Police were alerted to the claims of “unnecessary use of force and the use of improper language” earlier this month as a result of a BBC Panorama investigation into the STC.
Allegations include staff punching a young person in the ribs, another being slapped several times on the head, and staff pressing heavily on the necks of young people.
According to current statutory guidance, as set out in Working Together to Safeguard Children, an SCR should take place if abuse or neglect is known, or suspected, to have been involved and a child has died or a child has been seriously harmed, and there is cause for concern about how organisations or professionals worked together to safeguard the child.
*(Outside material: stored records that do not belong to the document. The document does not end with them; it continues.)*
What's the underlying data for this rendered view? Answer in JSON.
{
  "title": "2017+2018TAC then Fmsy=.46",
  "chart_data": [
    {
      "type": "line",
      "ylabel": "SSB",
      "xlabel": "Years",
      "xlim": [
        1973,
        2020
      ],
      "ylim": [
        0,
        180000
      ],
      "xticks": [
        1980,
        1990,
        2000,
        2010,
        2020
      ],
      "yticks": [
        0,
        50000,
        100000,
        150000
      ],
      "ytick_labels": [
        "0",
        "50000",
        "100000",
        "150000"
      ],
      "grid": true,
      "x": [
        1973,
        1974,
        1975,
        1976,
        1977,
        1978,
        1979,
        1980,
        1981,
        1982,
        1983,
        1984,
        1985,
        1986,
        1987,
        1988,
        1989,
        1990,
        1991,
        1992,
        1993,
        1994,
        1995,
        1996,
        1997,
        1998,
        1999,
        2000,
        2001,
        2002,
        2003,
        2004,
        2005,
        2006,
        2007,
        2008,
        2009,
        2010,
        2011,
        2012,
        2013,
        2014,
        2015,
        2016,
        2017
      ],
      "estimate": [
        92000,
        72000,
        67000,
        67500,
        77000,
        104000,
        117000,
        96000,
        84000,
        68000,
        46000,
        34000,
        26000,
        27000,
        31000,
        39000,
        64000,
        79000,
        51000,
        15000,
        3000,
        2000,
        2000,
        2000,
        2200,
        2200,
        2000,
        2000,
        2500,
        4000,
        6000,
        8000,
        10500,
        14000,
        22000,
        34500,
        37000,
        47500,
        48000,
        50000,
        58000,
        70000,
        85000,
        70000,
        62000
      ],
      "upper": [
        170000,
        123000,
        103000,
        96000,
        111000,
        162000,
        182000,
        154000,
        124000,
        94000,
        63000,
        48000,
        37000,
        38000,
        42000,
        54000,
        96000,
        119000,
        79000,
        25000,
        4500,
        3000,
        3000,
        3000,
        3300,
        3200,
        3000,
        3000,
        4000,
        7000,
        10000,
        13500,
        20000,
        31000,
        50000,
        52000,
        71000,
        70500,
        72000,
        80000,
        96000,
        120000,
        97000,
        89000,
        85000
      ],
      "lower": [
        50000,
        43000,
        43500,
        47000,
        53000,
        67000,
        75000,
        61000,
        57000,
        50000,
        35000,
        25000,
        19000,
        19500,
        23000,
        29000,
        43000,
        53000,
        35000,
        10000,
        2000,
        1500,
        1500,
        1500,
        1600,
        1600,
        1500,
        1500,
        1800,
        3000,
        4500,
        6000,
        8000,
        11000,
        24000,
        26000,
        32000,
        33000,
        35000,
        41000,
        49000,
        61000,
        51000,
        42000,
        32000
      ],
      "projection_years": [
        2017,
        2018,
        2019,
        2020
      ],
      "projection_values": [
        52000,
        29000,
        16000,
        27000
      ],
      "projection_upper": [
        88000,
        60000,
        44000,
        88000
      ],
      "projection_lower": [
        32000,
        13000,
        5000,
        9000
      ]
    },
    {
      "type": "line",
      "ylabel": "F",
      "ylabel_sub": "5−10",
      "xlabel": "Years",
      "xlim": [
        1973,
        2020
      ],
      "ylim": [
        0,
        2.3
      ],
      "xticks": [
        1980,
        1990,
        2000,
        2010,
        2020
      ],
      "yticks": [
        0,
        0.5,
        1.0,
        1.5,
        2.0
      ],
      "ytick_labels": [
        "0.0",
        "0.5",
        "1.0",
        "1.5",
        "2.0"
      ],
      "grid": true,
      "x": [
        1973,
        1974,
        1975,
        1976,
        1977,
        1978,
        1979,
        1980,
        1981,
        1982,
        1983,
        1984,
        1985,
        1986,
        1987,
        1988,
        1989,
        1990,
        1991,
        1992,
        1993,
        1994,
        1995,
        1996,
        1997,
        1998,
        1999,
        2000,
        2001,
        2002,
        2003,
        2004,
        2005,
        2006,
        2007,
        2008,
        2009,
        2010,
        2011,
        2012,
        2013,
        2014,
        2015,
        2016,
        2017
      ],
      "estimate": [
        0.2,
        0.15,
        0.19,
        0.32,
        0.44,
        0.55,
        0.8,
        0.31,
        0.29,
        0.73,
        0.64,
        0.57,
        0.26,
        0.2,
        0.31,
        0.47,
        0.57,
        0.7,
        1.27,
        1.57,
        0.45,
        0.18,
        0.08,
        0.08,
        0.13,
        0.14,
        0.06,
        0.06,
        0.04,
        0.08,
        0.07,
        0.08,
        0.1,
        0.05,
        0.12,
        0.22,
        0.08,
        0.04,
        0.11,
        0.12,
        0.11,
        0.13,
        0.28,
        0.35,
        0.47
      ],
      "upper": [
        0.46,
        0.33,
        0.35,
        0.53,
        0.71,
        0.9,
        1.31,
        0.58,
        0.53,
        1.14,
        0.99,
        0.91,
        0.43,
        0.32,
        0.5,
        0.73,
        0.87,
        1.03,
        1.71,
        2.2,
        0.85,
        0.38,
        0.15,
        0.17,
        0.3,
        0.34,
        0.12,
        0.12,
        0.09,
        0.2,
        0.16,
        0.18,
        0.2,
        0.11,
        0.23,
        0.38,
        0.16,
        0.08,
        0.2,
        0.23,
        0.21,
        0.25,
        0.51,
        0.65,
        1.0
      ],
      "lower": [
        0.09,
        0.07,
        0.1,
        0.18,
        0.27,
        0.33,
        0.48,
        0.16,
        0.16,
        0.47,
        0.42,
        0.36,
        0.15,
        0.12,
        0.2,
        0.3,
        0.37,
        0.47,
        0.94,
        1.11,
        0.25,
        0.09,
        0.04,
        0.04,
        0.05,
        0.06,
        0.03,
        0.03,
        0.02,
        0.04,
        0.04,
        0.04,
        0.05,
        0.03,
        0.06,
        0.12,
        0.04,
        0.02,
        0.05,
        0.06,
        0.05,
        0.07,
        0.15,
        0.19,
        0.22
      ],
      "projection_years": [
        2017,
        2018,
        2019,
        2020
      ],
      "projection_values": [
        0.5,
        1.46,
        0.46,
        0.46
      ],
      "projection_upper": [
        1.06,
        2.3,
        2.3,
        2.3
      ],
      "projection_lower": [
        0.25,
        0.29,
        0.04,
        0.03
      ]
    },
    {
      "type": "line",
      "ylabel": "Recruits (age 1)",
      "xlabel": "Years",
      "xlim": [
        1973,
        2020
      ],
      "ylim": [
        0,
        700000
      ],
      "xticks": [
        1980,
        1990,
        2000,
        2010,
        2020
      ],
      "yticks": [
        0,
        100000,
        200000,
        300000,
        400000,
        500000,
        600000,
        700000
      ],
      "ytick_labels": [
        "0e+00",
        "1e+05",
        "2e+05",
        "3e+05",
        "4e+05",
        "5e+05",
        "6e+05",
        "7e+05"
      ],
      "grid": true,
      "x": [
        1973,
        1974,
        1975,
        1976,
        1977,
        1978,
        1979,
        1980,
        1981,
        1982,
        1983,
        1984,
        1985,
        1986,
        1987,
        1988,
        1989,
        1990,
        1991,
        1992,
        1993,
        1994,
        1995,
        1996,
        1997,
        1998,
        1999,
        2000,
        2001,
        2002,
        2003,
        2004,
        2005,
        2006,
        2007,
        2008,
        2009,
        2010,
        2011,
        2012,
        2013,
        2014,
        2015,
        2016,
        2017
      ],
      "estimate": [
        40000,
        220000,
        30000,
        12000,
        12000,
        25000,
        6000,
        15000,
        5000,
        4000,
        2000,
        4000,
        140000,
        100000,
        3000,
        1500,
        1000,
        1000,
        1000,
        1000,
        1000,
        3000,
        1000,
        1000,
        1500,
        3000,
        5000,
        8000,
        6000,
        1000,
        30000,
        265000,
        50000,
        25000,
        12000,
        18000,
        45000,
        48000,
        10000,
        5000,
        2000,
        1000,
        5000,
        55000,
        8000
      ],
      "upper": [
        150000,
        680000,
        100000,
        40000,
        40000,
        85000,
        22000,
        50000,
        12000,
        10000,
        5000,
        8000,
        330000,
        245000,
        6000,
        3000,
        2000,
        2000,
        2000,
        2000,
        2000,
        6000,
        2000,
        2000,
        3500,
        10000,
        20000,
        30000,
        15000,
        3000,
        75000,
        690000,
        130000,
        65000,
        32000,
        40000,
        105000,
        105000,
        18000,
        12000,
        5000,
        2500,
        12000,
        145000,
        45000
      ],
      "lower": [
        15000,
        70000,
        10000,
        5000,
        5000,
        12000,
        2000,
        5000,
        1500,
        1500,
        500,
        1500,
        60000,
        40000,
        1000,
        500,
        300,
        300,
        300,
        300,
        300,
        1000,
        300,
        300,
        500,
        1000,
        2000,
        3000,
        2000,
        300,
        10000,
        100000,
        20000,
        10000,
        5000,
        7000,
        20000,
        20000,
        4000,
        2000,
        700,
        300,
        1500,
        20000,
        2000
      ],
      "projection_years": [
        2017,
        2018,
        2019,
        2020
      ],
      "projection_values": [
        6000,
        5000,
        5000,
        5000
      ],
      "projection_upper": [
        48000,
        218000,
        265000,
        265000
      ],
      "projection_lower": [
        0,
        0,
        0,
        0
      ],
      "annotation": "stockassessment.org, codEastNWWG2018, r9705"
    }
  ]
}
If an SCR is initiated, it would look at lessons that can help prevent similar incidents from happening in the future and would likely examine the YJB's role monitoring the establishment.
Drew told CYP Now that a decision on whether to conduct an SCR should be taken by 30 January.
"If the explicit criteria for holding an SCR are not met, the safeguarding board may still decide to commission a SCR or choose to commission an alternative form of case review," he added.
"Any review will thoroughly, independently and openly investigate the issues."
The YJB has previously said it will investigate safety standards in three secure training centres that hold young people.
In addition to commissioning an independent review of young people's perceptions of safety at Medway STC, it said it will also review of safeguarding arrangements at Oakhill and Rainsbrook STCs, which are also currently run by private firm G4S.